Oct 3 – The Beginning
So here we go. I thought I might start recording my acting journey, which I have been at for a year now. Not actually acting for a year, but going to acting school for a year. I started last summer on a whim. I took a class with Nils Osmar at the University of Washington Experimental College. Just a beginning acting class. Once a week, for two hours, for five weeks.
I was really nervous about it. I am rather shy and reserved, but I have been coming to the conclusion that I need to get over myself. I saw this show on the Discovery channel or somewhere, about treating people with phobias. There was a woman who was very afraid of spiders. The treatment consisted of acclimating her to spiders slowly, by first having her look at pictures in books of spiders. Then when she had adjusted to that, they had showed her a real spider from far away. She could barely stay in the same room. Eventually over time she managed to be in the room with the spider, and eventually they got her to touch the spider, which was a big hairy, scary, (but I am sure perfectly lovely) tarantula.
Anyway, I thought I should just force myself to acclimate to things I don’t like, but wish I did. Like being shy, onions, swallowing pills, getting up early, etc. How better I thought to get over being shy, reserved, and self-conscious than have people look at you and judge your performance. Acting seemed the perfect path. I signed up for my first class, and guess what, I didn’t die.
In fact I liked it.
Not that I didn’t almost have a heart attack several times when it was my turn to get up in front of people. My mouth cottony dry, palms sweating, headlights shining in my deer-glazed eyes. Oh, I had all that, but I survived.
Then I decided to take something a little more serious. I searched around on the web, and found the acting schools in Seattle, read up on the classes and teachers, and then picked a beginning acting class at Freehold Theatre.

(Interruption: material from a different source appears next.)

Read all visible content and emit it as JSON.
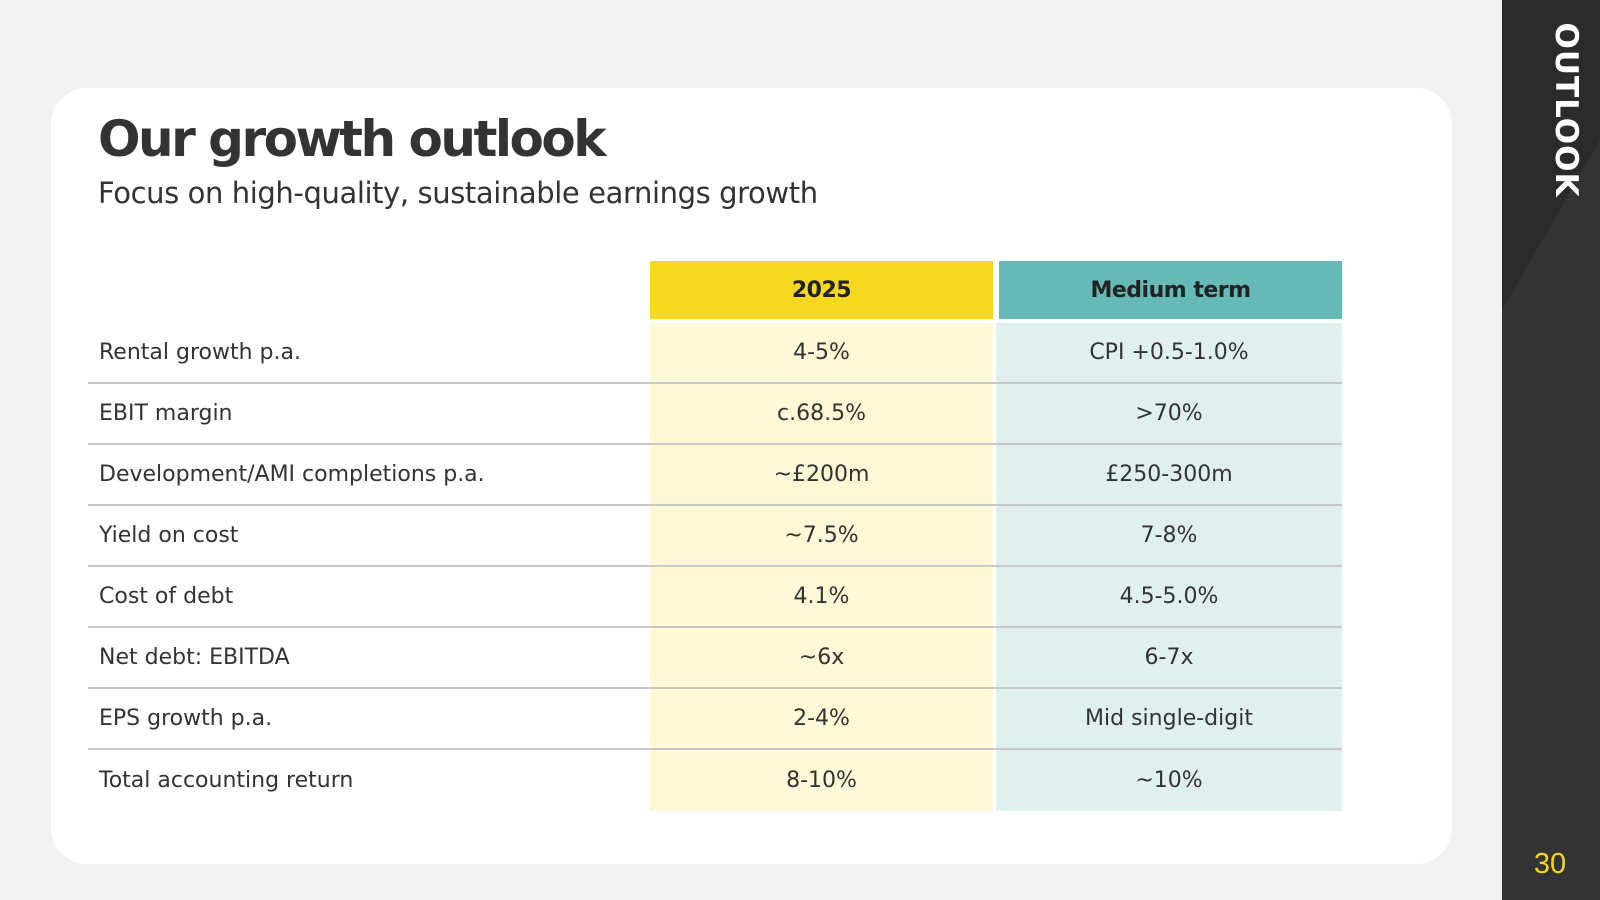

I took that class, and again, miracle of miracles, survived it. And I have taken several more classes. We started out slow, doing exercises and improvs, then moved on to small scenes. Then I took another class where we did longer scenes. Then I took a class where we did a whole play. Really. A whole play, which we performed in front of real audiences. No one threw anything, or ran out screaming.
Over the summer I took a Shakespeare class, because I know (knew) nothing about Shakespeare except for what I was forced to read in high school. I also took a movement class with George Lewis, who introduced us to Meyerhold’s Biomechanics. Look it up on the web for a better explanation that I ever could provide. It was very difficult, but good. George is a tough teacher. He likes to push you to your edges, which I think most of us don’t like. I know I don’t.
The new quarter is just starting, and I am taking two classes. The first is Stage Combat with Geof Alm. This class I am really looking forward to. I like the martial arts aspect because I study Aikido already. And also I think it will look good on my resume, and feed into my secret dreams of being an action-star. Look out Steven Seagal!
The second class is Personal Clown, and I have to tell you this one scares me. Perhaps it is cliche to be scared of clowns. I am not scared of clowns, but of becoming a clown. The process scares me. This class was described to me as: “…we take you faults and personality quirks and expand on them to the point of absurdity.” Also it was rumored that you want to go home and cry a lot. And it is taught by the George Lewis, whom I mentioned before. Tough love.
Anyway, it’s the first clown class tonight. Hopefully I will survive to post tomorrow.